The solution is similar to the book solution, but with a different gear set up on the right side of the board. We alternate decrementing the registers until one reaches 0, starting with A.

If a ball goes through a register with value greater than 0, it continues to the latch at the left of the gear chain and reaches the bottom of the board, summoning a ball of the other colour.

If register B reaches 0 first, the gears are in their starting position so a ball can run down the right hand side to G.

If register A reaches 0 first, the ball goes through the central gear bit, flipping the gear orientation, then summons a red ball for register B.

If register B is 0, the rightmost gear now points left and the ball is deflected into E.
If register B is still greater than 0, the latch is now broken and the ball instead runs down the left edge to L.

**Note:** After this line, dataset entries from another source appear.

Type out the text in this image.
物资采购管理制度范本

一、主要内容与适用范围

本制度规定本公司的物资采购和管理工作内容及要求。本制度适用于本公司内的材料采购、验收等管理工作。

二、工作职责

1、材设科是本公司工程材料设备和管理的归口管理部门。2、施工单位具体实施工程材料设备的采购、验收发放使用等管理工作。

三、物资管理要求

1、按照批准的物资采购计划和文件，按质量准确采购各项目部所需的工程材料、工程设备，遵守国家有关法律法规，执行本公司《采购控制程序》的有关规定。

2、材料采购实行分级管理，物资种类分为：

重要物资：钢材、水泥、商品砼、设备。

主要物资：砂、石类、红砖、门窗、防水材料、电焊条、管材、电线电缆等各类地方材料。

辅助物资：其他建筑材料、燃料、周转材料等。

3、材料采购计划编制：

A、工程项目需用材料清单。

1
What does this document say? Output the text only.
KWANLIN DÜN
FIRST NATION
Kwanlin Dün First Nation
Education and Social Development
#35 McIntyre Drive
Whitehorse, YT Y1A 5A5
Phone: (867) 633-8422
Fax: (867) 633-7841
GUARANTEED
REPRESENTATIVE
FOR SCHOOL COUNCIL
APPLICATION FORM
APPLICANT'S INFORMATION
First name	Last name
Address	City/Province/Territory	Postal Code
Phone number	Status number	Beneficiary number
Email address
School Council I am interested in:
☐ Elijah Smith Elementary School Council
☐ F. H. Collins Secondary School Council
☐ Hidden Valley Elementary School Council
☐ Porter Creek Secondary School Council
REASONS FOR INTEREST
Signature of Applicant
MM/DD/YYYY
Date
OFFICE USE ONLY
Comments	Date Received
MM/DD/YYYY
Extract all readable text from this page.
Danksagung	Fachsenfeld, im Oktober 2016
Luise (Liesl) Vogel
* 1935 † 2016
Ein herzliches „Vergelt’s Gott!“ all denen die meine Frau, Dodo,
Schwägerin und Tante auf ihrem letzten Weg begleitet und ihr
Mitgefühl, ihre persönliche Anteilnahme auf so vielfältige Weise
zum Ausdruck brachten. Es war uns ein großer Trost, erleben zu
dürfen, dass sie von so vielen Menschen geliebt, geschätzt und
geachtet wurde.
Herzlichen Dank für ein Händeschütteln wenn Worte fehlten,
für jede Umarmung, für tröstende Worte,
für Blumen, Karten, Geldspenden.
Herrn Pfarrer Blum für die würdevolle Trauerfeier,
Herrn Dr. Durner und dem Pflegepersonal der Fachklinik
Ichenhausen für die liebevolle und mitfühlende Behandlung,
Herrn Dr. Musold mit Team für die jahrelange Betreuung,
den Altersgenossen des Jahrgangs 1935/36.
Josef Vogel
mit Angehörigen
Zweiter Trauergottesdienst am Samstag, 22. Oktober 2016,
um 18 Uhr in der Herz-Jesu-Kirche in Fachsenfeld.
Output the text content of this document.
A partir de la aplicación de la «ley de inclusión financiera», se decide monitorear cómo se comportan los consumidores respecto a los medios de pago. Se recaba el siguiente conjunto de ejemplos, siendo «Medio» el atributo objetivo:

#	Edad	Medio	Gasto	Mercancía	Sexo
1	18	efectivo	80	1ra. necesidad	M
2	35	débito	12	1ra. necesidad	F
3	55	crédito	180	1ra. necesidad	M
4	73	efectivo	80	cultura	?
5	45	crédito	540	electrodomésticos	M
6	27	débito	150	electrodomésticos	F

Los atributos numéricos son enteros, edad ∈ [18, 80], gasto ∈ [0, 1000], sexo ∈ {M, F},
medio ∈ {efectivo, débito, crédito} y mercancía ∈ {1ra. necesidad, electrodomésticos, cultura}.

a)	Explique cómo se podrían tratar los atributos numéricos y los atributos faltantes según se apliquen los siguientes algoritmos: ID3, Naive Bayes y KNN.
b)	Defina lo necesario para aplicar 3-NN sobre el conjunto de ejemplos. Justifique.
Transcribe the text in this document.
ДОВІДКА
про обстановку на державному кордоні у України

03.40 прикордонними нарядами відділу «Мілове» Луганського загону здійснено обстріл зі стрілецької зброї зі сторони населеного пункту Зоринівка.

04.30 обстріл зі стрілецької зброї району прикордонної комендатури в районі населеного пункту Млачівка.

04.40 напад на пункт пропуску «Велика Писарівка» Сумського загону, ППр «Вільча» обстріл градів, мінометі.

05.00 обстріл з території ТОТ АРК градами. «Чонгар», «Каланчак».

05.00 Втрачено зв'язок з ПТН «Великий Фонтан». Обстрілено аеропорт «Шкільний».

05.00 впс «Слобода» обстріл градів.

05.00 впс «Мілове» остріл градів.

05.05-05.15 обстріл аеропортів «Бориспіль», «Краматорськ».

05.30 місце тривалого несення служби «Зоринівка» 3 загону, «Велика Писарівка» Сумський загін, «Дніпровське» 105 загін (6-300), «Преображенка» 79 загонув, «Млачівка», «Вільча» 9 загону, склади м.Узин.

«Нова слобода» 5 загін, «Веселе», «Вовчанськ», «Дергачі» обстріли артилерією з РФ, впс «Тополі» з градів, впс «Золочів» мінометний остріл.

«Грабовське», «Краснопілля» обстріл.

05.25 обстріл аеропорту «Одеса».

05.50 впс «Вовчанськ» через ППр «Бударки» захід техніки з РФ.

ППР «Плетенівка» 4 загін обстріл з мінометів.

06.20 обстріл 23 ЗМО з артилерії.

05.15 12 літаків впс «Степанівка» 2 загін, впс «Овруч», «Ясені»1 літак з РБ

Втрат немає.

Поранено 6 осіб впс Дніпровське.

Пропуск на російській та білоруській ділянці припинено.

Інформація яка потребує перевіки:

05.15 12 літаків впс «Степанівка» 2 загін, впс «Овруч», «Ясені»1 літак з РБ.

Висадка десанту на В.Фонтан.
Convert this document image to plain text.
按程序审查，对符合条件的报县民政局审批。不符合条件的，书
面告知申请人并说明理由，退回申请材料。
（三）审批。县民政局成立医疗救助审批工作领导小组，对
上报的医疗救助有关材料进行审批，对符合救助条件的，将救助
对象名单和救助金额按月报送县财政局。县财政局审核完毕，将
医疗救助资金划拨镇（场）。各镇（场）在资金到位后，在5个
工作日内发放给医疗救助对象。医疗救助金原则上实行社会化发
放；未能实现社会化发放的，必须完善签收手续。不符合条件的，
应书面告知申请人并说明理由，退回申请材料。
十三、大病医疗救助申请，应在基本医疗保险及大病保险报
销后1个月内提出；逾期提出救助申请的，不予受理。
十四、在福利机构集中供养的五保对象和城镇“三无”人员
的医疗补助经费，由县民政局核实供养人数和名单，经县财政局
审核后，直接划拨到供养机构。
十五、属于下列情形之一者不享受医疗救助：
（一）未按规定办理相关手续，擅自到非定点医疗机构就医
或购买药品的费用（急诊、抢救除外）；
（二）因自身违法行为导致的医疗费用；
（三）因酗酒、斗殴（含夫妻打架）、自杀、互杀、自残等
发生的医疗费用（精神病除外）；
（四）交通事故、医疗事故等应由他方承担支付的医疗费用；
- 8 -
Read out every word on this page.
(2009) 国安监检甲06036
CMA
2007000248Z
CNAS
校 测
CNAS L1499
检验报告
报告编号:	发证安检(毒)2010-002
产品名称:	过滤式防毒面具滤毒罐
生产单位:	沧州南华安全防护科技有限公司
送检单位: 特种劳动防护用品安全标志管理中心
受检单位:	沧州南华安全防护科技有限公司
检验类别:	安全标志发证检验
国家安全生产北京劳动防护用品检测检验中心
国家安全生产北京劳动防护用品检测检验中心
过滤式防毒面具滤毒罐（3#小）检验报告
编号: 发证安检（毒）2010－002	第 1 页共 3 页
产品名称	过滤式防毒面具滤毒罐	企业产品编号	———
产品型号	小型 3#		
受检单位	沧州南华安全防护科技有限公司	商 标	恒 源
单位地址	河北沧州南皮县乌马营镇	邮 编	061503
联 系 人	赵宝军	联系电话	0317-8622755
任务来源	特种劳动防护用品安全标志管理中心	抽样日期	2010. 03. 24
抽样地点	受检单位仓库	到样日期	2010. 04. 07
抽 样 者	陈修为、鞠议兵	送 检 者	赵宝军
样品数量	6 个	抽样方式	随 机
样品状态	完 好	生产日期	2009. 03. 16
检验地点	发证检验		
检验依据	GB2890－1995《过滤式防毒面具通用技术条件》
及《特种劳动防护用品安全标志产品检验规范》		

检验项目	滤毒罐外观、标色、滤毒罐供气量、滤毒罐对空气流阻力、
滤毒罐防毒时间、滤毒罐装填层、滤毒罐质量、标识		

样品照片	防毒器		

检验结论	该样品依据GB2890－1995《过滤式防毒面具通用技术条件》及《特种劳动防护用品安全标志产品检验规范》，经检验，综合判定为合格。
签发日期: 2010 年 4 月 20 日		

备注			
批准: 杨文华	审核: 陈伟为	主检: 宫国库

https://www.lodev.org/jstumble/?board=00llllr0r0eerrlleerxrfagagaeelaxrelrllllexllieilie0

You did it! Way to go!! I spent a long time trying to figure out how to make this work. I wasn’t even sure it was possible to fit on the board. Did you think it was the hardest puzzle or was it just me?

It is definitely the hardest. If register A hits 0 first, you have to trigger two separate changes, directing the B=0 line from G to E and the A>1 line to L, neither of which are obvious at the start of the problem. It is quite tricky to do and there isn’t much space to do it in.

The registers block the top of the board and the bottom rows are needed to line up with the outputs. I don’t think it is possible to use any of the empty triangle on the left - you need a latch on the A>0 line, as it will be used multiple times in one direction then at most once in a different direction, but if that latch were any further to the left, E would be blocking it from getting to the bit at the bottom. There is only just enough room left.